Si tratta di 619 pagine che parlano di 24 casi di abuso, 41 sacerdoti accusati e 75 persone coinvolte, il 68 per cento delle quali donne, ma soprattutto raccontano di come ogni abuso sia un caso di esercizio perverso del potere, che la deresponsabilizzazione della Chiesa ha mantenuto e favorito. Colpisce tra gli altri il Caso 5, un sacerdote che ha abusato di un numero considerevole di minori in 7 delle 10 comunità in cui ha svolto il suo ministero: ogni volta che qualcuno denunciava, ed è successo varie volte a partire dagli anni ’70, i vertici lo trasferivano, spostando il problema anziché affrontarlo. «E questa è solo la punta dell’iceberg – afferma Ugolini – Si tratta di un fenomeno sommerso di gran lunga più ampio, come dimostrano le numerose richieste al Servizio di ascolto da gennaio in poi. La presentazione del report ha incoraggiato altri a denunciare, si è iniziato a parlare di abusi in diversi ambiti, l’argomento non è più un tabù. Ora è partita la seconda fase, quella dell’elaborazione. Al centro le vittime: vanno sostenute, perché le ferite non cadono in prescrizione, e coinvolte in tutti gli organismi diocesani, presupposto fondamentale per la riuscita del processo di revisione critica, come hanno sostenuto gli autori della perizia.

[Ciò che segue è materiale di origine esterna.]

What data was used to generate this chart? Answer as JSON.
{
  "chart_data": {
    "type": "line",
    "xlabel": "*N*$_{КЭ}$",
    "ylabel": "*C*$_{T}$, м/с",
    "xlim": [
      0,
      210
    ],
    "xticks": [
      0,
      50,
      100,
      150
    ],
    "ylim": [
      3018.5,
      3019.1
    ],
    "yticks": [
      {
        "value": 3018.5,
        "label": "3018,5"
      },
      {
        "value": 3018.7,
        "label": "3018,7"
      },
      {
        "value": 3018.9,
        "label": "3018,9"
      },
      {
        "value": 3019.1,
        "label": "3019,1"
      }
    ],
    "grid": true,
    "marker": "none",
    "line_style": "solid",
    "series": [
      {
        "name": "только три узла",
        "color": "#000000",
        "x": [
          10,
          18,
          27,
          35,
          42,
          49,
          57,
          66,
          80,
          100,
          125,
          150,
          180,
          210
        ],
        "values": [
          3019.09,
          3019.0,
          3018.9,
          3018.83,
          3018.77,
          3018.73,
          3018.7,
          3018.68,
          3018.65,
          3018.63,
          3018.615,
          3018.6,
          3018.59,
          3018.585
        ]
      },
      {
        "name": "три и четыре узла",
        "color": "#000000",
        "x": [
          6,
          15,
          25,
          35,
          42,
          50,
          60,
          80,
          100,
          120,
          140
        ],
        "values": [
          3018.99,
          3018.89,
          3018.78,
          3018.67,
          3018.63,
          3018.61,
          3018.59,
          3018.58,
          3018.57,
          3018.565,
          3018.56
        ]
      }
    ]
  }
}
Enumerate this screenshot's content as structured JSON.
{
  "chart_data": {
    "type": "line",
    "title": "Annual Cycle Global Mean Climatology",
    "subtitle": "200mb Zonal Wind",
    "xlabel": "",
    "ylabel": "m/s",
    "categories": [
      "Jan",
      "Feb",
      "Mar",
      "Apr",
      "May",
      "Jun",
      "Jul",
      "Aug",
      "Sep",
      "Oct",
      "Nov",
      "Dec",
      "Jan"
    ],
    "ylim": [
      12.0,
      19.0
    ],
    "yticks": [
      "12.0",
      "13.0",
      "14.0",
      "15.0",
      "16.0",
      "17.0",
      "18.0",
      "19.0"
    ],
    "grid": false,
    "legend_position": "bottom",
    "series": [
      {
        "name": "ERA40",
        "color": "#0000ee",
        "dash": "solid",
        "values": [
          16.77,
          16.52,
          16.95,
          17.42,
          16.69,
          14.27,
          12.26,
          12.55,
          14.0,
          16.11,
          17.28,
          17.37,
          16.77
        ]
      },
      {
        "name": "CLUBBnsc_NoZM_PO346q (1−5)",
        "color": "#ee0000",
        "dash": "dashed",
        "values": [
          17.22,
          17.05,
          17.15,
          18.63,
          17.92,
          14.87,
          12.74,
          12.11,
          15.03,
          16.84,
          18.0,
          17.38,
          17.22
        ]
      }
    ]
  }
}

Dobbiamo chiedere loro cos’hanno passato e di cosa c’è bisogno, sapendo che non possiamo imporre nulla dall’alto: tanti vogliono deporre il loro vissuto e poi essere lasciati in pace». Concretamente la diocesi ha dato supporto per garantire la terapia e le spese in caso di interventi medici, sapendo tuttavia che la rielaborazione — come ha detto una persona sopravvissuta — «è e rimane il lavoro di una vita» e che le conseguenze di un abuso sessuale hanno spesso un impatto drammaticamente negativo non solo sullo stato psicofisico, ma anche sulla capacità delle persone abusate di studiare e lavorare e dunque di essere autonome.
Ci sono poi i preti accusati: bisogna verificare se le sanzioni sono state applicate e chiedersi cosa serve oggi per proteggere le comunità, dove occorre lavorare sulla consapevolezza, in modo che ognuno sia sempre più in grado di riconoscere situazioni a rischio e di denunciarle: «L’esperienza mi ha insegnato — chiosa Ugolini — che se è vero che per educare un bambino ci vuole un villaggio, ci vuole un villaggio anche per abusarlo».
Affinché la Chiesa sia un luogo sicuro c’è ancora tanta strada da fare, ma almeno a Bolzano si è deciso di partire, finanziando un’indagine che è costata 860 mila euro (tutti a carico della diocesi), aprendo gli archivi e costruendo un modello che potrebbe essere utile per tutte le altre realtà ancora ferme.